Nella tradizione islamica, il Sirat è il ponte sottilissimo come un capello che separa il Paradiso dall’Inferno, e che ogni anima deve attraversare dopo la morte. Un passaggio precario e irreversibile, dove basta un passo falso per precipitare. È esattamente questa la traiettoria del film di Oliver Laxe, che costruisce il suo racconto come un attraversamento morale, fisico e sensoriale. Il film si presenta inizialmente come un road movie: Luis, insieme al figlio Esteban, si mette in viaggio con un obiettivo chiaro – la ricerca della figlia scomparsa. È una spinta narrativa forte, riconoscibile, a tratti persino rassicurante. Ma Sirat è un film che lavora per sottrazione e per scarto continuo. Poco alla volta, sotto il peso degli eventi, quell’obiettivo si sfalda, perde centralità, fino a diventare quasi un’eco lontana. Ciò che resta è il percorso stesso. Ed è qui che il film compie la sua mutazione più radicale.

La strada che Luis ed Esteban percorrono smette di essere una via di salvezza e si trasforma in una vera e propria discesa all’inferno: una sequenza di morti improvvise, scioccanti, spesso prive di un senso narrativo o morale. Morti che arrivano senza preavviso e senza consolazione, come se il film volesse privare lo spettatore di ogni appiglio razionale. A un certo punto, Sirat abbandona qualsiasi illusione di controllo. Da lì in poi non esiste più un “prima” a cui tornare: ci si ritrova in un inferno in terra, soli, circondati esclusivamente dalla polvere. Ogni passo, ogni esitazione, ogni millimetro conquistato può avere conseguenze catastrofiche. È un cinema che mette in scena l’insicurezza assoluta dell’esistere, dove il movimento stesso diventa un rischio.

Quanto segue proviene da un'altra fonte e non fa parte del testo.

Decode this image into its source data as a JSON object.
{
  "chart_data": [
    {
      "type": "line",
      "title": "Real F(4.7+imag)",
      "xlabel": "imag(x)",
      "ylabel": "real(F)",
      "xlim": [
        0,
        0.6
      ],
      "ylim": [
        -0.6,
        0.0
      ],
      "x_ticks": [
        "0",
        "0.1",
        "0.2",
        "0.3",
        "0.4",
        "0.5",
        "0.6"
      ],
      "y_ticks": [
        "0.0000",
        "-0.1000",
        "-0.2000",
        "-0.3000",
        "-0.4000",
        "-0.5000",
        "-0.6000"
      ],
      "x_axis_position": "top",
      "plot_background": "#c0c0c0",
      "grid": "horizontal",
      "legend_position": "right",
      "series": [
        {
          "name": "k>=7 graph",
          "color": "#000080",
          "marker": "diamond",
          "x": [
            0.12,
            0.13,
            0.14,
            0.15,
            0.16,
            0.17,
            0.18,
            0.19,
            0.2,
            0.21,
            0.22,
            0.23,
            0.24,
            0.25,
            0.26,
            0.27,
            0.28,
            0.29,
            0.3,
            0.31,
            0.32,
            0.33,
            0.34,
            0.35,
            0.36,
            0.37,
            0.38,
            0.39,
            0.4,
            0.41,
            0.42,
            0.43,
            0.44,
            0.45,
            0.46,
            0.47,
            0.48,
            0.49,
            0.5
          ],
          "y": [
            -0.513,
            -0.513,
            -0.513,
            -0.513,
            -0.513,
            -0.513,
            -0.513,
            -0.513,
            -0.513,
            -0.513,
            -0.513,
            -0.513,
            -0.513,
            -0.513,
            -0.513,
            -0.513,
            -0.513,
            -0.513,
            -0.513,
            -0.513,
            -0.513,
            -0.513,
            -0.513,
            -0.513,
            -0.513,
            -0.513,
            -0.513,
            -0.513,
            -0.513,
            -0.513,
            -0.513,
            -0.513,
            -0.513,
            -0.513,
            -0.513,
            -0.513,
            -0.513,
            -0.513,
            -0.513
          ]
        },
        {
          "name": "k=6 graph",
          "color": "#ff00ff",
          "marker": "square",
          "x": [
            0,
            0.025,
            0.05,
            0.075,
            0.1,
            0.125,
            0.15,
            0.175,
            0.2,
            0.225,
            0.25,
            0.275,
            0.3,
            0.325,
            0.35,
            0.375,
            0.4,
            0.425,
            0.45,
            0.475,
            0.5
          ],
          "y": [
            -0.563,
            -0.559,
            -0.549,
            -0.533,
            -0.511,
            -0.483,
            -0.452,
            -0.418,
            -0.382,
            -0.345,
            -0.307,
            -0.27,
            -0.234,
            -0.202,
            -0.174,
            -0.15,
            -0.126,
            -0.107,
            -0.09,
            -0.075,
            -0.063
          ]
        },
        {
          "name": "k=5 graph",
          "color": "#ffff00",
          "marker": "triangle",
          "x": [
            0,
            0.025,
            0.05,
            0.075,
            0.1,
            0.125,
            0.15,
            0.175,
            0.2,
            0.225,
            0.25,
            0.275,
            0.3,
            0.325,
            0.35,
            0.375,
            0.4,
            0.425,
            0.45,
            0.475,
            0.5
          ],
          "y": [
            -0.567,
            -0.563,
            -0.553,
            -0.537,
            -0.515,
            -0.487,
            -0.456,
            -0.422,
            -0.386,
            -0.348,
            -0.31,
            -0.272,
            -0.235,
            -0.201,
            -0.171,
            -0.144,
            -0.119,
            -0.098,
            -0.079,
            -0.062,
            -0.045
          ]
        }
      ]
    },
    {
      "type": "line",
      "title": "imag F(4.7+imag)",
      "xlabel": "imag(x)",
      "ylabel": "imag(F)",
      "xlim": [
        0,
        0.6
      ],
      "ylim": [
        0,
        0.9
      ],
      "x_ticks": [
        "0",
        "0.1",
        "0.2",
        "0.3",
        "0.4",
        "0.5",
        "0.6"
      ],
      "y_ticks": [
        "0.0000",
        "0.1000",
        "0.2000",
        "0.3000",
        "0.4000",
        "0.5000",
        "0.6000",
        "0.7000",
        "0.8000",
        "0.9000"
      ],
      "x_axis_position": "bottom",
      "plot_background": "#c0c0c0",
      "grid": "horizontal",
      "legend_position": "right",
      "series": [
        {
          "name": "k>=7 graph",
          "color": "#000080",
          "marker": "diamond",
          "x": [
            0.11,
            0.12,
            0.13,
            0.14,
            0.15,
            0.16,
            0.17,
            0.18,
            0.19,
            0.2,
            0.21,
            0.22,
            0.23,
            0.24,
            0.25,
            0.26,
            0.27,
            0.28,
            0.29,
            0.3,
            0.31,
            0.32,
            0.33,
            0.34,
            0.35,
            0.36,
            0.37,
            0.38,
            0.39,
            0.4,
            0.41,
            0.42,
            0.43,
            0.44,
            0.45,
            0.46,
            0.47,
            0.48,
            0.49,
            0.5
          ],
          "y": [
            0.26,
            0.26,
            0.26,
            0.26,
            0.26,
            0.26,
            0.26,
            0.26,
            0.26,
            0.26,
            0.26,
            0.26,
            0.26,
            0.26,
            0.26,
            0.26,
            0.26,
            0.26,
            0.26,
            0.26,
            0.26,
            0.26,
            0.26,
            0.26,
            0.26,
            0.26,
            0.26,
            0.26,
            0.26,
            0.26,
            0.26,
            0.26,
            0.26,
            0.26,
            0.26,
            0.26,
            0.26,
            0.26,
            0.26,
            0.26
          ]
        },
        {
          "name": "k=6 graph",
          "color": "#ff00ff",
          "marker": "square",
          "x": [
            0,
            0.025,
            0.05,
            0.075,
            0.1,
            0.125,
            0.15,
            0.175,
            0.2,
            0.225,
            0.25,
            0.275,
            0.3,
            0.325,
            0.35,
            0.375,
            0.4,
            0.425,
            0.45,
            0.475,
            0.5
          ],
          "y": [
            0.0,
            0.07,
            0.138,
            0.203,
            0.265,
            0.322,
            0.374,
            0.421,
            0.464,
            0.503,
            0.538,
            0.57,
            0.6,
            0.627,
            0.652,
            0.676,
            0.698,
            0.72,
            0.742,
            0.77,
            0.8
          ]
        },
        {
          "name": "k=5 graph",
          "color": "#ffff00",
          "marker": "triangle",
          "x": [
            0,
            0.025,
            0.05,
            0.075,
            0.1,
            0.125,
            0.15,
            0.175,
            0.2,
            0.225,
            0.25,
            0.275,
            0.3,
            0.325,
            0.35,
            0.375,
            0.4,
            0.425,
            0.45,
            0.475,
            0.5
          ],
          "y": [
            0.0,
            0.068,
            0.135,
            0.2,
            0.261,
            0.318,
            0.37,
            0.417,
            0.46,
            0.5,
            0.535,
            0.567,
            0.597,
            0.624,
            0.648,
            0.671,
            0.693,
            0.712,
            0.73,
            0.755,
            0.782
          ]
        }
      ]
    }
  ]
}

Dentro questo paesaggio ostile si muovono uomini e donne che cercano disperatamente di evadere dalla realtà. Lo fanno scegliendo un mondo dai tratti quasi post-apocalittici, che rappresenta per loro l’unica possibilità di smettere di pensare, di ascoltare, di sentire il peso del mondo. È il mondo dei rave, della musica techno, di corpi che ballano come se non ci fosse un domani: un rifugio che è al tempo stesso fuga e condanna.

Lo scollamento più affascinante del film sta proprio qui: nel contrasto tra la musica onnipresente, travolgente e ipnotica, e le motivazioni intime che spingono Luis ed Esteban a partire. La musica non accompagna il dolore, lo ignora, lo anestetizza. In questa frattura emotiva Sirat trova una delle sue intuizioni più potenti: ballare non come atto di libertà, ma come sospensione temporanea dell’angoscia. La regia di Laxe è grandiosa nel senso più fisico del termine. Il deserto, la polvere, i corpi, il suono: tutto concorre a creare un’esperienza che non cerca mai la bellezza fine a se stessa, ma una forma di verità sensoriale. Il suono, in particolare, non è un semplice accompagnamento, ma una forza narrativa autonoma, capace di guidare, confondere e travolgere lo spettatore. Sirat è un film che non offre risposte e non concede tregua. Come il ponte da cui prende il nome, chiede di essere attraversato con la consapevolezza che qualcosa, dall’altra parte, andrà inevitabilmente perduto.